Good things that happened included my Excel class that has been going gangbusters and my hilarious (to me) sample spreadsheet that I whipped up for Seven Dwarves LLC for everyone to work on. I also got a copy of my friend Meredith’s book Social Software in Libraries in which I am one of the two back-cover blurbers. I went to Maine last weekend for a MetaFilter meetup and to see some friends and it was a great excuse for a day away. You can see some dorky pictures here. I also went to Small Dog and finally bought a dongle for my newish laptop so that I can use it with a video projector. I then came home and showed it off to Forrest and Kelly who already had one that they never used.
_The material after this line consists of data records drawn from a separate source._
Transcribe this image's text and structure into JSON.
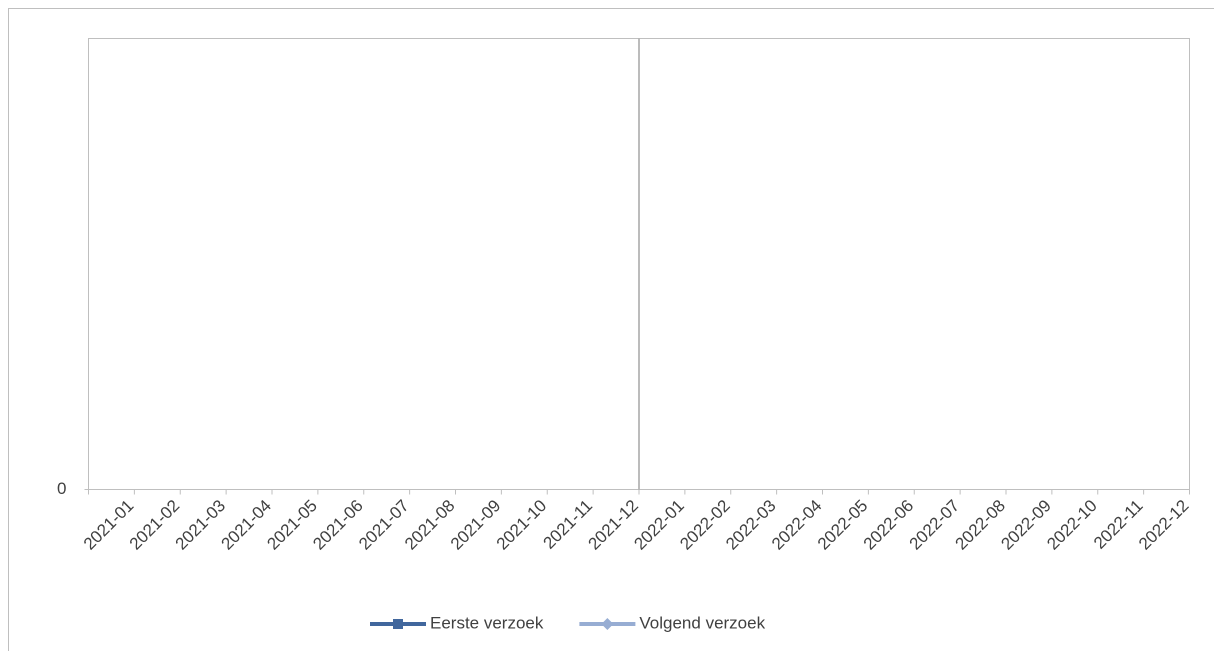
{
  "chart_data": {
    "type": "line",
    "categories": [
      "2021-01",
      "2021-02",
      "2021-03",
      "2021-04",
      "2021-05",
      "2021-06",
      "2021-07",
      "2021-08",
      "2021-09",
      "2021-10",
      "2021-11",
      "2021-12",
      "2022-01",
      "2022-02",
      "2022-03",
      "2022-04",
      "2022-05",
      "2022-06",
      "2022-07",
      "2022-08",
      "2022-09",
      "2022-10",
      "2022-11",
      "2022-12"
    ],
    "series": [
      {
        "name": "Eerste verzoek",
        "color": "#41679d",
        "marker": "square",
        "values": [
          null,
          null,
          null,
          null,
          null,
          null,
          null,
          null,
          null,
          null,
          null,
          null,
          null,
          null,
          null,
          null,
          null,
          null,
          null,
          null,
          null,
          null,
          null,
          null
        ]
      },
      {
        "name": "Volgend verzoek",
        "color": "#97add3",
        "marker": "diamond",
        "values": [
          null,
          null,
          null,
          null,
          null,
          null,
          null,
          null,
          null,
          null,
          null,
          null,
          null,
          null,
          null,
          null,
          null,
          null,
          null,
          null,
          null,
          null,
          null,
          null
        ]
      }
    ],
    "ylim": [
      0,
      1
    ],
    "yticks": [
      0
    ],
    "legend": "bottom"
  }
}
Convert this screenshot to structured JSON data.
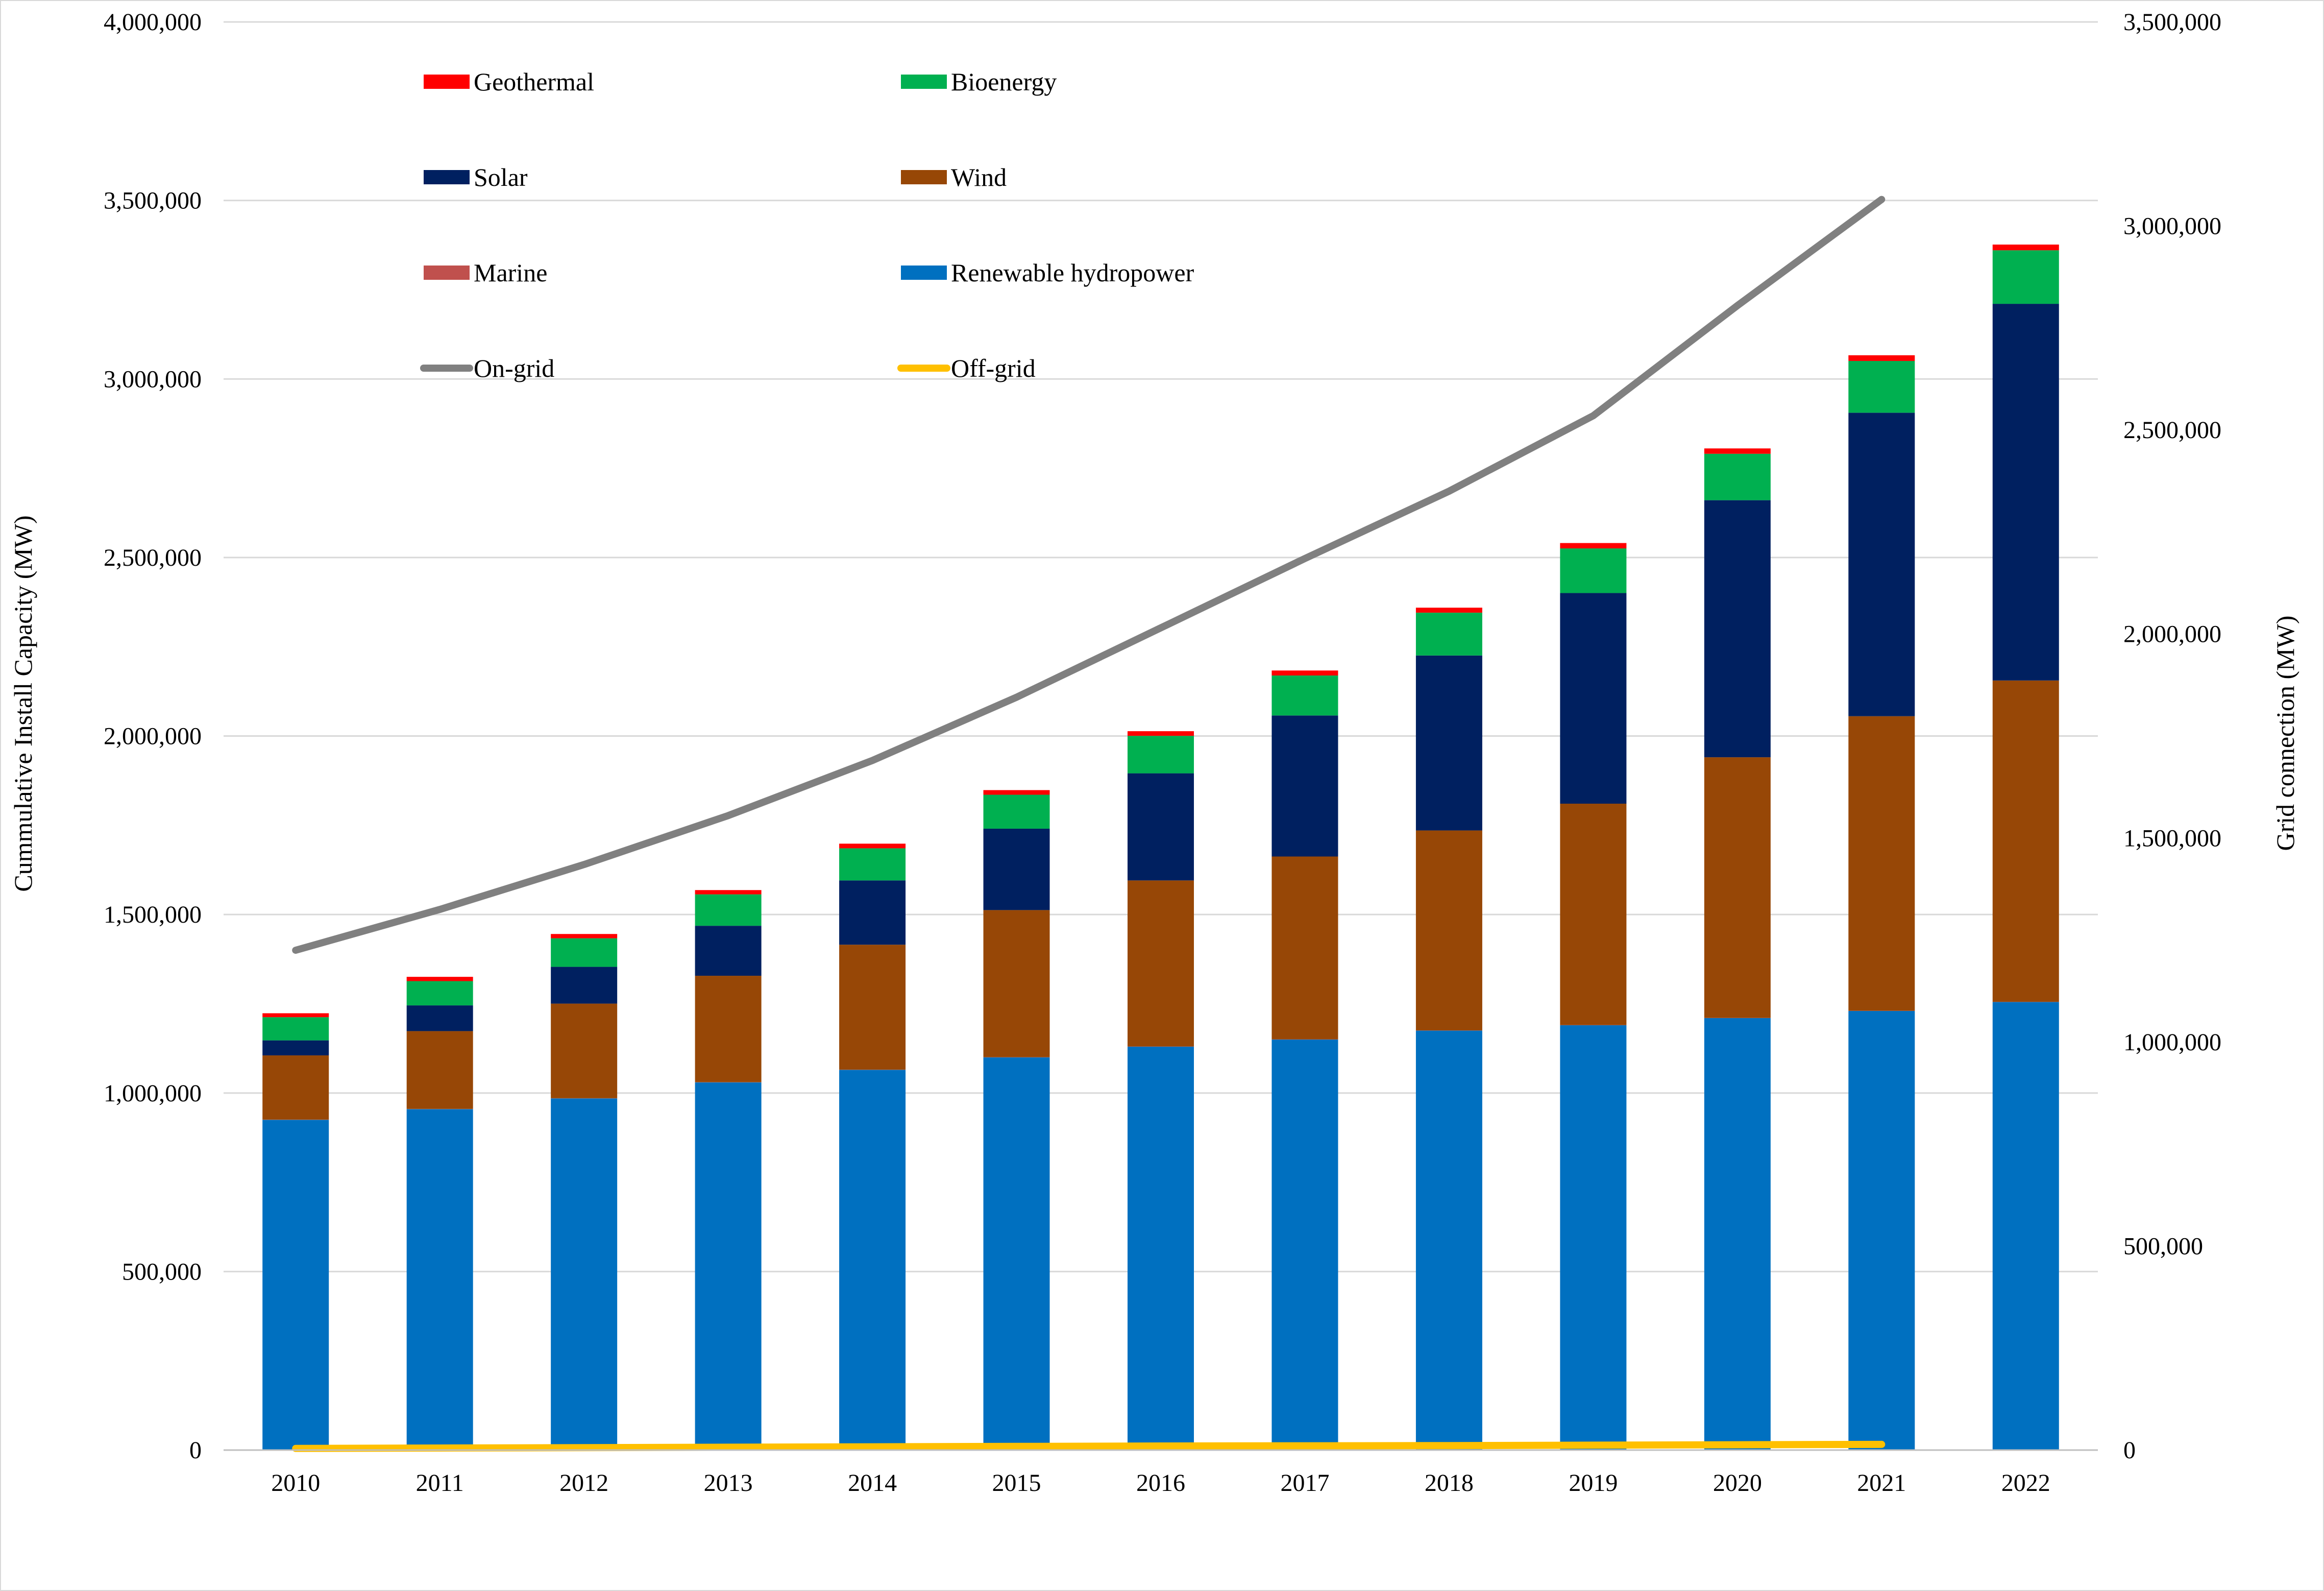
{
  "chart_data": {
    "type": "bar",
    "stacked": true,
    "categories": [
      "2010",
      "2011",
      "2012",
      "2013",
      "2014",
      "2015",
      "2016",
      "2017",
      "2018",
      "2019",
      "2020",
      "2021",
      "2022"
    ],
    "ylabel": "Cummulative Install Capacity (MW)",
    "y2label": "Grid connection (MW)",
    "ylim": [
      0,
      4000000
    ],
    "y2lim": [
      0,
      3500000
    ],
    "yticks": [
      "0",
      "500,000",
      "1,000,000",
      "1,500,000",
      "2,000,000",
      "2,500,000",
      "3,000,000",
      "3,500,000",
      "4,000,000"
    ],
    "y2ticks": [
      "0",
      "500,000",
      "1,000,000",
      "1,500,000",
      "2,000,000",
      "2,500,000",
      "3,000,000",
      "3,500,000"
    ],
    "grid": true,
    "legend_position": "top-left, inside plot",
    "series": [
      {
        "name": "Renewable hydropower",
        "color": "#0070C0",
        "axis": "left",
        "values": [
          925000,
          955000,
          985000,
          1030000,
          1065000,
          1100000,
          1130000,
          1150000,
          1175000,
          1190000,
          1210000,
          1230000,
          1255000
        ]
      },
      {
        "name": "Marine",
        "color": "#C0504D",
        "axis": "left",
        "values": [
          500,
          500,
          500,
          500,
          500,
          500,
          500,
          500,
          500,
          500,
          500,
          500,
          500
        ]
      },
      {
        "name": "Wind",
        "color": "#974706",
        "axis": "left",
        "values": [
          180000,
          218000,
          265000,
          298000,
          350000,
          412000,
          465000,
          512000,
          560000,
          620000,
          730000,
          825000,
          900000
        ]
      },
      {
        "name": "Solar",
        "color": "#002060",
        "axis": "left",
        "values": [
          42000,
          72000,
          103000,
          140000,
          180000,
          228000,
          300000,
          395000,
          490000,
          590000,
          720000,
          850000,
          1055000
        ]
      },
      {
        "name": "Bioenergy",
        "color": "#00B050",
        "axis": "left",
        "values": [
          65000,
          68000,
          80000,
          88000,
          90000,
          95000,
          105000,
          112000,
          120000,
          125000,
          130000,
          145000,
          150000
        ]
      },
      {
        "name": "Geothermal",
        "color": "#FF0000",
        "axis": "left",
        "values": [
          11000,
          12000,
          12000,
          12000,
          13000,
          13000,
          13000,
          14000,
          14000,
          15000,
          15000,
          16000,
          16000
        ]
      }
    ],
    "lines": [
      {
        "name": "On-grid",
        "color": "#808080",
        "axis": "right",
        "values": [
          1225000,
          1325000,
          1435000,
          1555000,
          1690000,
          1845000,
          2015000,
          2185000,
          2350000,
          2535000,
          2805000,
          3065000,
          null
        ]
      },
      {
        "name": "Off-grid",
        "color": "#FFC000",
        "axis": "right",
        "values": [
          4000,
          5000,
          6000,
          7000,
          8000,
          9000,
          10000,
          10500,
          11000,
          12000,
          13000,
          14000,
          null
        ]
      }
    ],
    "legend_order": [
      "Geothermal",
      "Bioenergy",
      "Solar",
      "Wind",
      "Marine",
      "Renewable hydropower",
      "On-grid",
      "Off-grid"
    ]
  }
}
It never occurred to me to ask “hey before I drive off the Burlington, do you guys have a spare dongle?” I made another little semi-boring movie. The house next door is for sale again if anyone would like to be my neighbor. The property value has been decreased by one birdhouse which I stole because squirrel piss destroyed one of mine. Won’t you be my neighbor?

li’l movies

If last year was any indication, it will take another week until I feel that my entire brain is back from Australia but I’ve done better at waking up before noon lately, though the obscene phone call (I think it was obscene, I couldn’t really make out what the kid was saying) at 1 am didn’t help. I’ve decided to learn a new skill: making little movies. I spent part of our road trip hanging out the window taking little videos of the Great Ocean Road and side of the road sights. When I got back I tried to put them together into something that wasn’t just clip-clip-clip-end. Then I tried it again with some different scenery yesterday. Neither of them are high art filmmaking but they have some neat things to look at and some okay music. Every year when I go to the VT Film Festival I say “I should make a little movie” and now I think I may know how to go do that. Also, thanks to YouTube, you can see them.